The grain declaration lets us think creatively about adding dimensions to a fact table design that may not obviously be present in the source data. In retail sales data, marketplace causal factors like promotions and competitive effects may be very important to understanding the data, but this information may not be present in a literal sense in the data extract. The grain definition (see the first example in our list of grains) tells us that we can indeed add a causal “store condition” dimension to the fact table as long the store condition descriptions vary appropriately by time, product, and store location. A weather dimension can be added to many fact table designs using the same logic. Once such a new dimension is identified, it is incumbent on the data warehouse designer to find the appropriate store condition or weather data source and insert it into the backroom data staging applications that build the fact tables.

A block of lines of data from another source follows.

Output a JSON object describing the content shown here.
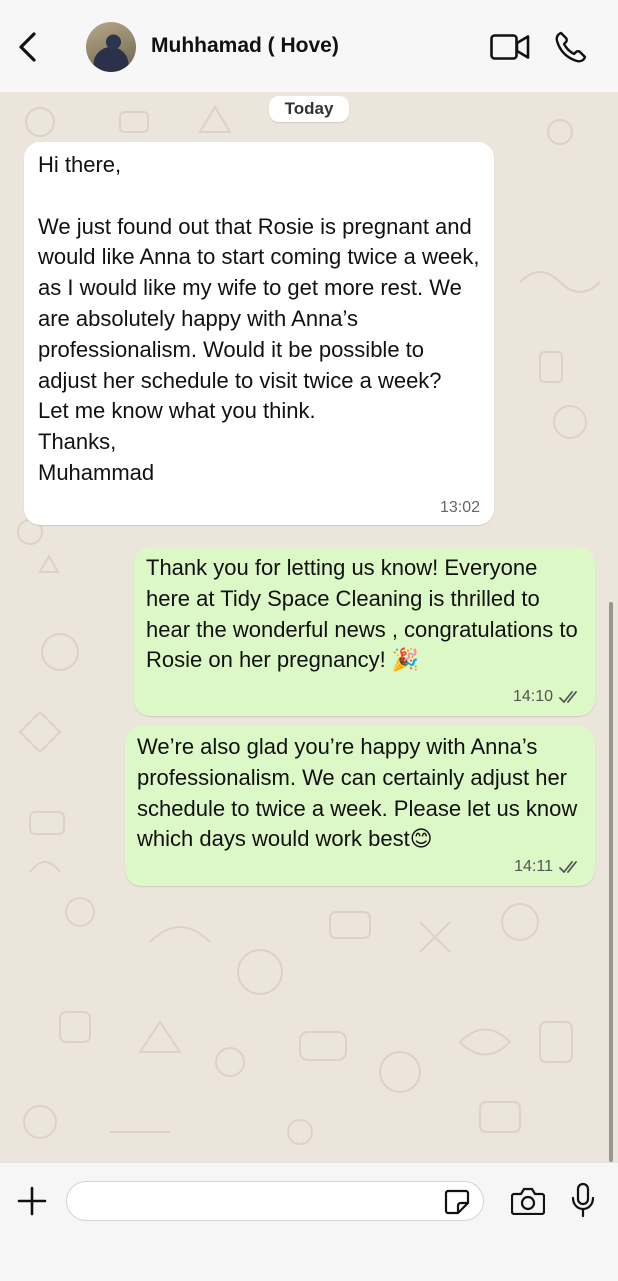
{
  "header": {
    "contact_name": "Muhhamad ( Hove)",
    "icons": [
      "back-chevron-icon",
      "contact-avatar",
      "video-call-icon",
      "phone-call-icon"
    ]
  },
  "chat": {
    "date_separator": "Today",
    "messages": [
      {
        "direction": "incoming",
        "text": "Hi there,\n\nWe just found out that Rosie is pregnant and would like Anna to start coming twice a week, as I would like my wife to get more rest. We are absolutely happy with Anna’s professionalism. Would it be possible to adjust her schedule to visit twice a week?\nLet me know what you think.\nThanks,\nMuhammad",
        "time": "13:02"
      },
      {
        "direction": "outgoing",
        "text": "Thank you for letting us know! Everyone here at Tidy Space Cleaning is thrilled to hear the wonderful news , congratulations to Rosie on her pregnancy! 🎉",
        "time": "14:10",
        "status": "read"
      },
      {
        "direction": "outgoing",
        "text": "We’re also glad you’re happy with Anna’s professionalism. We can certainly adjust her schedule to twice a week. Please let us know which days would work best😊",
        "time": "14:11",
        "status": "read"
      }
    ]
  },
  "composer": {
    "value": "",
    "icons": [
      "plus-icon",
      "sticker-icon",
      "camera-icon",
      "microphone-icon"
    ]
  },
  "colors": {
    "incoming_bubble": "#ffffff",
    "outgoing_bubble": "#dcf8c6",
    "wallpaper": "#ece5dc",
    "bar": "#f6f6f6"
  }
}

All of the grain declarations listed in this article represent the lowest possible granularity of their respective data sources. These data measurements are “atomic” and cannot be divided further. But it is quite possible to declare higher level grains for each of these data sources that represent aggregations of atomic data:
- All the sales for a product in a store on a day
- Insurance policy transaction totals by month by line of business
- Charged amount totals by treatment by diagnosis by month
- Counts of passengers and other flight customer-satisfaction issues by route by month
- Average inventory levels by quarter by region.
These higher levels of aggregation will usually have fewer, smaller dimensions. The doctor example might end up with only the dimensions:
It would be nonsensical in an aggregated fact table to try to include all the original dimensions of the atomic data, because you would find yourself recapitulating the atomic level of the data!
Useful aggregations necessarily shrink dimensions and remove dimensions; therefore, aggregated data always needs to be used in conjunction with its base atomic data because aggregated data has less dimensional detail. Some developers get confused on this point, and after declaring that data marts necessarily consist of aggregated data, they criticize the data marts for “anticipating the business question.” All these misunderstandings disappear when aggregated data is made available along with the atomic data from which it’s derived.
Keep Facts True to the Grain
The most important result of declaring the grain of the fact table is anchoring the discussion of the dimensions. But declaring the grain lets you be equally clear about the measured numeric facts. Simply put, the facts must be true to the grain. In the doctor example, the most obvious measured fact would be “billed amount,” relating to the specific line item.
Other facts relating to the treatment that patient received at that time may also exist. But helpful facts, such as the amount billed year-to-date to this patient for all treatments, aren’t true to the grain. When a reporting application combines fact records arbitrarily, these untrue-to-the-grain facts produce nonsensical, useless results. Viewed in this way, these facts are dangerous because they invite the end user to make mistakes. Omit them from the design. Calculate such aggregate measures in your application.
In summary, try to do your dimensional designs using the following four steps, in order:
1. Decide on your sources of data.
2. Declare the grain of the fact table (preferably at the most atomic level).
3. Add dimensions for “everything you know” about this grain.
4. Add numeric measured facts true to the grain.